Mark Adams

Moving from All-Flash Arrays to All-Flash Data Centers

Blog Post created by Mark Adams Employee on Jun 20, 2016

All-flash continues to be the fastest growing segment of the external storage market with a 29% projected growth rate though the end of the decade (source:  IDC, External Storage Systems and the Impact of Flash, October 2015).  Up until to now, most all-flash arrays (AFA’s) are deployed in modest capacity sizes of 50TB or less and run just a few or even a single application.  Virtual desktops and transactional databases are the primary use cases for AFAs.



So what is going to drive the hyper-growth of flash in the enterprise storage market over the next few years? First, flash is going to be even faster and less expensive than today’s technologies allow and flash deployments are becoming much more robust which will allow flash to expand far beyond today’s appliance-like deployments making all-flash data centers a reality.  Second, new use cases driven by IoT are poised to generate massive amounts of data and then analyze that data in real-time as soon as it can be ingested.  A flash infrastructure will be required to provide the real-time analysis that will enable data driven decisions to be made quickly and accurately.  The convergence of these two trends are going to enable new use cases that have never been possible before.


Of course, flash is extremely fast as compared to traditional hard drives even those that run at 15K rpm speeds.  However, flash, particularly SSDs, can suffer from unpredictable latency spikes particularly when existing data needs to be moved to make room for new data.  New technologies such as 3D XPoint memory (replaces NAND) and NVMe/PCIe interfaces (replaces SCSI) promise to greatly accelerate the response times of flash devices and flash storage systems.  Response times are predicted to improve by 100 times or more in the next 4 years.

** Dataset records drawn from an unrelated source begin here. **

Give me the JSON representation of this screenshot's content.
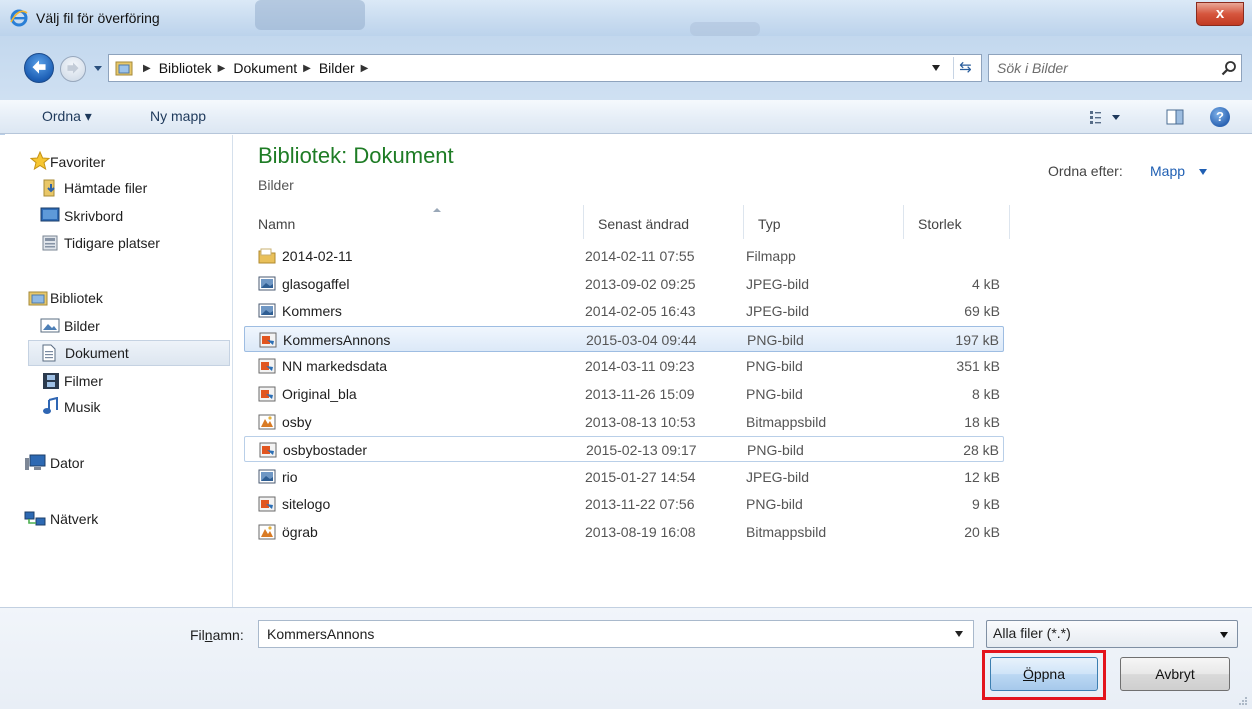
{
  "window": {
    "title": "Välj fil för överföring",
    "close_label": "x"
  },
  "breadcrumb": [
    "Bibliotek",
    "Dokument",
    "Bilder"
  ],
  "search": {
    "placeholder": "Sök i Bilder"
  },
  "toolbar": {
    "organize_label": "Ordna ▾",
    "new_folder_label": "Ny mapp",
    "help_label": "?"
  },
  "sidebar": {
    "items": [
      {
        "label": "Favoriter",
        "icon": "star-icon"
      },
      {
        "label": "Hämtade filer",
        "icon": "downloads-folder-icon"
      },
      {
        "label": "Skrivbord",
        "icon": "desktop-icon"
      },
      {
        "label": "Tidigare platser",
        "icon": "recent-places-icon"
      },
      {
        "label": "Bibliotek",
        "icon": "library-icon"
      },
      {
        "label": "Bilder",
        "icon": "pictures-icon"
      },
      {
        "label": "Dokument",
        "icon": "document-icon",
        "selected": true
      },
      {
        "label": "Filmer",
        "icon": "film-icon"
      },
      {
        "label": "Musik",
        "icon": "music-icon"
      },
      {
        "label": "Dator",
        "icon": "computer-icon"
      },
      {
        "label": "Nätverk",
        "icon": "network-icon"
      }
    ]
  },
  "library": {
    "title": "Bibliotek: Dokument",
    "subtitle": "Bilder",
    "arrange_label": "Ordna efter:",
    "arrange_value": "Mapp"
  },
  "columns": {
    "name": "Namn",
    "date": "Senast ändrad",
    "type": "Typ",
    "size": "Storlek"
  },
  "files": [
    {
      "name": "2014-02-11",
      "date": "2014-02-11 07:55",
      "type": "Filmapp",
      "size": "",
      "icon": "folder-icon"
    },
    {
      "name": "glasogaffel",
      "date": "2013-09-02 09:25",
      "type": "JPEG-bild",
      "size": "4 kB",
      "icon": "jpeg-icon"
    },
    {
      "name": "Kommers",
      "date": "2014-02-05 16:43",
      "type": "JPEG-bild",
      "size": "69 kB",
      "icon": "jpeg-icon"
    },
    {
      "name": "KommersAnnons",
      "date": "2015-03-04 09:44",
      "type": "PNG-bild",
      "size": "197 kB",
      "icon": "png-icon",
      "state": "selected"
    },
    {
      "name": "NN markedsdata",
      "date": "2014-03-11 09:23",
      "type": "PNG-bild",
      "size": "351 kB",
      "icon": "png-icon"
    },
    {
      "name": "Original_bla",
      "date": "2013-11-26 15:09",
      "type": "PNG-bild",
      "size": "8 kB",
      "icon": "png-icon"
    },
    {
      "name": "osby",
      "date": "2013-08-13 10:53",
      "type": "Bitmappsbild",
      "size": "18 kB",
      "icon": "bitmap-icon"
    },
    {
      "name": "osbybostader",
      "date": "2015-02-13 09:17",
      "type": "PNG-bild",
      "size": "28 kB",
      "icon": "png-icon",
      "state": "hovered"
    },
    {
      "name": "rio",
      "date": "2015-01-27 14:54",
      "type": "JPEG-bild",
      "size": "12 kB",
      "icon": "jpeg-icon"
    },
    {
      "name": "sitelogo",
      "date": "2013-11-22 07:56",
      "type": "PNG-bild",
      "size": "9 kB",
      "icon": "png-icon"
    },
    {
      "name": "ögrab",
      "date": "2013-08-19 16:08",
      "type": "Bitmappsbild",
      "size": "20 kB",
      "icon": "bitmap-icon"
    }
  ],
  "footer": {
    "filename_label_pre": "Fil",
    "filename_label_key": "n",
    "filename_label_post": "amn:",
    "filename_value": "KommersAnnons",
    "filetype_value": "Alla filer (*.*)",
    "open_key": "Ö",
    "open_rest": "ppna",
    "cancel_label": "Avbryt"
  },
  "colors": {
    "accent": "#1e7c25",
    "link": "#1f5fb3",
    "highlight": "#e3141d"
  }
}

But faster flash technology in and of itself won’t be enough to enable the creation of revolutionary use cases.  Flash will need to be integrated into a robust infrastructure with the following characteristics:


  1. Massive scalability – either by scale-up or scale-out architectures so flash deployments can grow from tens of TBs to tens of PBs
  2. Always-on availability – because there’s simply no room for any down time in many of these future use cases
  3. Management automation – manual administration of day to day tasks cannot be a bottleneck if all-flash data centers are going to reach their full potential
  4. Rock solid security – as the value of data grows it become more attractive to hackers and, therefore, must be fully protected
  5. Cloud tiering – as data ages and loses value it doesn’t need to consume capacity in a flash infrastructure.  Automatically tiering data by policy to a cloud infrastructure when it ages can be a very cost effective solution.

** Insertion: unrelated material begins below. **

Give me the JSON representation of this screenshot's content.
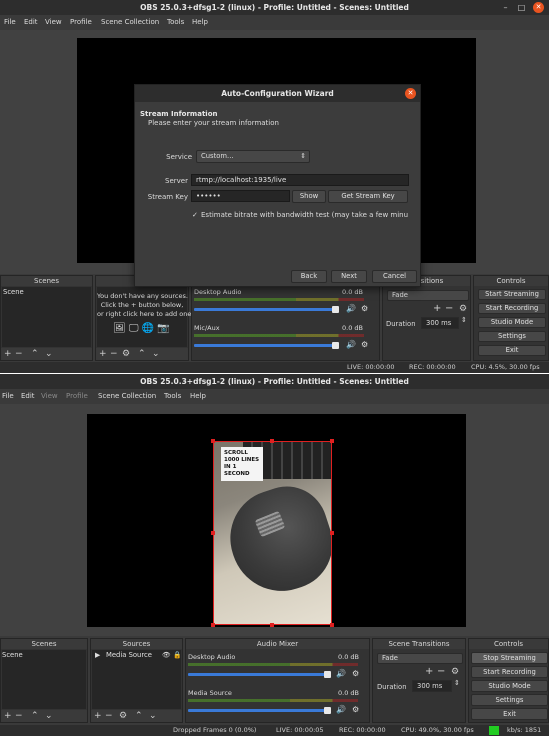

Hitachi has been a leader in large scale flash deployments because we are a leader in delivering these capabilities.  Our largest flash customer in 2015 installed 16 Petabytes (PB) and we had 20 customers deploy at least 1PB of our flash last year.  These customers use our Hitachi Accelerated Flash installed into our Virtual Storage Platform systems which are managed and protected by our software defined infrastructure solutions.  This is a very different deployment model than found with most AFAs but one that is far more closely aligned with the demands of the all-flash data centers of the future.

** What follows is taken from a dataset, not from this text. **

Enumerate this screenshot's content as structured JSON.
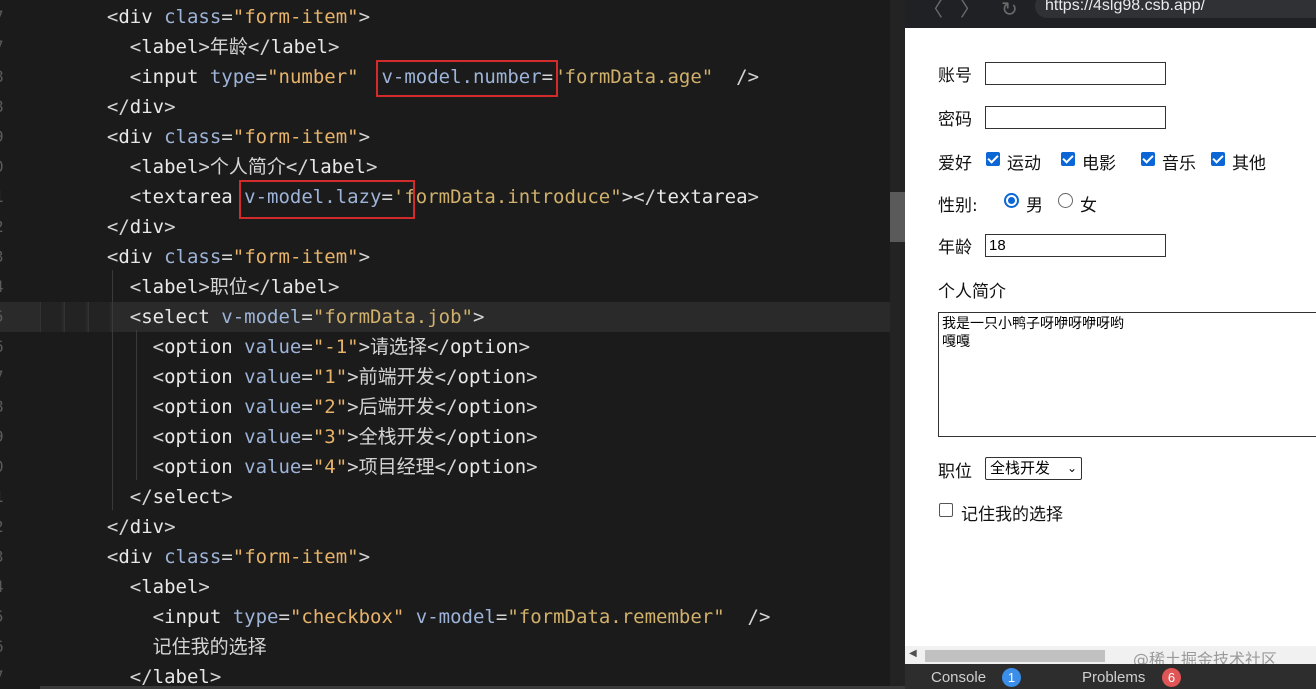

Massively scalable and highly robust all-flash data centers are enabling new use cases that have never been possible before.  To contribute to this trend, Hitachi made a major announcement regarding about the statement of direction for our IoT strategy last month with the formation of the Hitachi Insight Group. We’re already up and running in this space with 33 solutions in-market which generated $5.4B in revenue to Hitachi Ltd. last year.  We also announced our new Lumada platform which brings proven Hitachi technologies together to synthesize actionable insights for better decision making.


One example of an area where our flash infrastructure and IoT solutions are coming together is in City Data Exchanges.  A City Data Exchange aggregates data from separate repositories, both public and private that would otherwise sit in silos, and creates a shared hub of information.  An example is data collected from energy consuming devices such as cars, lights, and air conditioning units can be analyzed in real-time along with the output from air quality sensors so that impactful steps can be taken to reduce pollution.  Analyzing that much data so quickly can only happen on an all-flash infrastructure. 


By placing so much of our development efforts in flash acceleration, software defined infrastructure management and powerful analytics, Hitachi is making the all-flash data center and innovative new use cases a reality!